Azalea Inn & Villas
An 1889 Queen Anne Victorian — 15 rooms + three villas, saltwater pool in the courtyard.
An 1889 Queen Anne Victorian in Savannah's Victorian District, plus three detached villas and a saltwater courtyard pool — fifteen rooms total, run as a single small inn. Azalea is the Savannah B&B done at a slightly larger and slightly more polished scale than the genre usually allows.
The setting is what you'd expect from Savannah: live oaks, Spanish moss, a quiet residential street a short walk from Forsyth Park. The bones are deeply Victorian — pressed-tin ceilings, fretwork, fireplaces. The recent operating hand has dialed back the heaviest elements and added a courtyard pool, which alone separates Azalea from the bulk of Savannah's historic guesthouses.
The setting
Azalea sits on West Gaston Street in the Victorian District, the residential neighborhood just south of the historic district proper. It's a five-minute walk to Forsyth Park (the iconic fountain, the live oaks, the Saturday farmers market) and ten to fifteen minutes' walk into the squares — Monterey, Madison, Pulaski, Lafayette — that define the historic core.
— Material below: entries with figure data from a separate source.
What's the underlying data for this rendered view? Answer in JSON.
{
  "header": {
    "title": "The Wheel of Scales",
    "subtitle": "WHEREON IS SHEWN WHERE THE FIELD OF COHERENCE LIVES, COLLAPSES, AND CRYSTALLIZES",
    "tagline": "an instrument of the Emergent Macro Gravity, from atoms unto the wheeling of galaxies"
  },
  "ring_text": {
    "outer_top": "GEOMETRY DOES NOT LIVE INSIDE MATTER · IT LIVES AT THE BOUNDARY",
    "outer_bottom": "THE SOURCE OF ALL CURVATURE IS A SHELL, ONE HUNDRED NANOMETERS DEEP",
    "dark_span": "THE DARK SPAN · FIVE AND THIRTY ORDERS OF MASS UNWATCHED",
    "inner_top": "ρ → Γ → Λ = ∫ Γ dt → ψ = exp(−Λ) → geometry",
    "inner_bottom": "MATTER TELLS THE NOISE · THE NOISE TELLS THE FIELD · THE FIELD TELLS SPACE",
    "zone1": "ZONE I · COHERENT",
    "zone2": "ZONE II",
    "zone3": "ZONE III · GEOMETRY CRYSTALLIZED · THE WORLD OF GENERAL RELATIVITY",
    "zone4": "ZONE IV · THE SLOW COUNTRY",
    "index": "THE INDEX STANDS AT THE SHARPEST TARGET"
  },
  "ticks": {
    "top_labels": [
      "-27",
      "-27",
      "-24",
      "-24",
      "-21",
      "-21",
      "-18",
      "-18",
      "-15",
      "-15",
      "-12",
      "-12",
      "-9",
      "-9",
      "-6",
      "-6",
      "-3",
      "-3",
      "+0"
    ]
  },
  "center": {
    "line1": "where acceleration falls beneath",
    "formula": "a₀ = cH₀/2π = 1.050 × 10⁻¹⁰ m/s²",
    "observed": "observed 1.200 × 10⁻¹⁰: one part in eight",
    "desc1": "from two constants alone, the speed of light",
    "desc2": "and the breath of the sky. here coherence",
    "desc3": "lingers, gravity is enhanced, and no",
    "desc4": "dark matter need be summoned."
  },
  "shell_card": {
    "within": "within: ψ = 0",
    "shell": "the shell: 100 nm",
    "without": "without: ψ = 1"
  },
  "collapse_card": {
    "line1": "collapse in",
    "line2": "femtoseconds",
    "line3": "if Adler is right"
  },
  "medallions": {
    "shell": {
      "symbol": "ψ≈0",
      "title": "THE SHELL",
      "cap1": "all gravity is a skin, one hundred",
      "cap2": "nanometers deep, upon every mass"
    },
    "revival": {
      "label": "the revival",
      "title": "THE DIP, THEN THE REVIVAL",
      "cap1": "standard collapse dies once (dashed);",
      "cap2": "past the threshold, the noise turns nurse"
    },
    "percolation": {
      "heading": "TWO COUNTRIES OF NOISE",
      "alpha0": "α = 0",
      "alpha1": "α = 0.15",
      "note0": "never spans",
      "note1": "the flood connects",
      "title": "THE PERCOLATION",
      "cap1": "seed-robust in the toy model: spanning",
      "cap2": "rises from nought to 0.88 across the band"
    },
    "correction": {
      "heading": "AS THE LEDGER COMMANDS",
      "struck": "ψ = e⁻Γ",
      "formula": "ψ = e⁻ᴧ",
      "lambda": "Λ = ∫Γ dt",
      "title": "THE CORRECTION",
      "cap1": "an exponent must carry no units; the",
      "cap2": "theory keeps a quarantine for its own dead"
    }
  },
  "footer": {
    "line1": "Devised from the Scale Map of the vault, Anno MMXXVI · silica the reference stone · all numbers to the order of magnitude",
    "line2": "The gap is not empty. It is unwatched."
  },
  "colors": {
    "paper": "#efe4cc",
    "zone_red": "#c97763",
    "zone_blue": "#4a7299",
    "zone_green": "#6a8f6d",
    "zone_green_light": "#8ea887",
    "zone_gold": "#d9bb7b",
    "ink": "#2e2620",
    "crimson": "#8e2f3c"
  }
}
The street is quiet. The neighborhood is residential. River Street and the tourist heart of downtown are a fifteen-minute walk or a five-minute rideshare.
The building
The main inn is an 1889 Queen Anne — turret, wraparound porch, painted-lady color palette. The interior keeps the period bones (pressed-tin ceilings, working fireplaces in many rooms, ornate fretwork) and pairs them with updated bathrooms and good beds. Three villas at the back share the courtyard and the pool.
Materials: clapboard outside, plaster and pressed tin inside, antique furniture used in moderation rather than overpacking. The aesthetic is Neo-Victoriana without the doll-house chintz.
The rooms
Fifteen rooms across the main house and the villas. Categories range from compact rooms in the main house to full villa suites with private entrances. Most rooms have working fireplaces; bathrooms have been updated. Beds are king or queen depending on the room. The villa accommodations are best for guests who want more privacy — they have separate sitting rooms and private patios opening to the pool courtyard.
Rates start around $295 in shoulder season; festival and peak weekends climb.
Food & drink
A full Southern breakfast is included — served in the dining room or, weather permitting, on the porch. There's no on-site restaurant. Savannah's restaurant scene is dense and walkable: Husk, The Grey, Common Thread, Cotton & Rye are within a short rideshare. Forsyth Park's coffee scene (Foxy Loxy, the Coffee Fox) is walkable.
On the property
The saltwater courtyard pool is the differentiator — heated seasonally, surrounded by gardens and a few shaded loungers. Porches, the parlor with its fireplace, and the gardens are the rest of the social space.
- Saltwater courtyard pool (seasonal heating)
- Full Southern breakfast included
- Wine and snacks in the parlor most afternoons
- Pet-friendly select rooms
- Open year-round
Who it's for
- Travelers who want a real Savannah Victorian without the heavy chintz overlay
- Couples on a long weekend who'll walk to dinner
- Anyone who'd rather have a pool than another lobby
- Forsyth Park-adjacent travelers
Who it's not for
- Travelers who want to be on River Street or in the historic district proper
- Anyone needing a full-service hotel with restaurant, bar, and room service
- Light sleepers if a wedding party is on the books — confirm event schedule at booking
Nearby
Forsyth Park is five minutes on foot for the fountain, the trees, and the Saturday farmers market. The historic district squares — Monterey, Madison, Lafayette — start about ten minutes north. The SCAD Museum of Art is fifteen minutes. The Mercer-Williams House is ten. Bonaventure Cemetery is a ten-minute drive east. Tybee Island for the beach is twenty-five minutes east.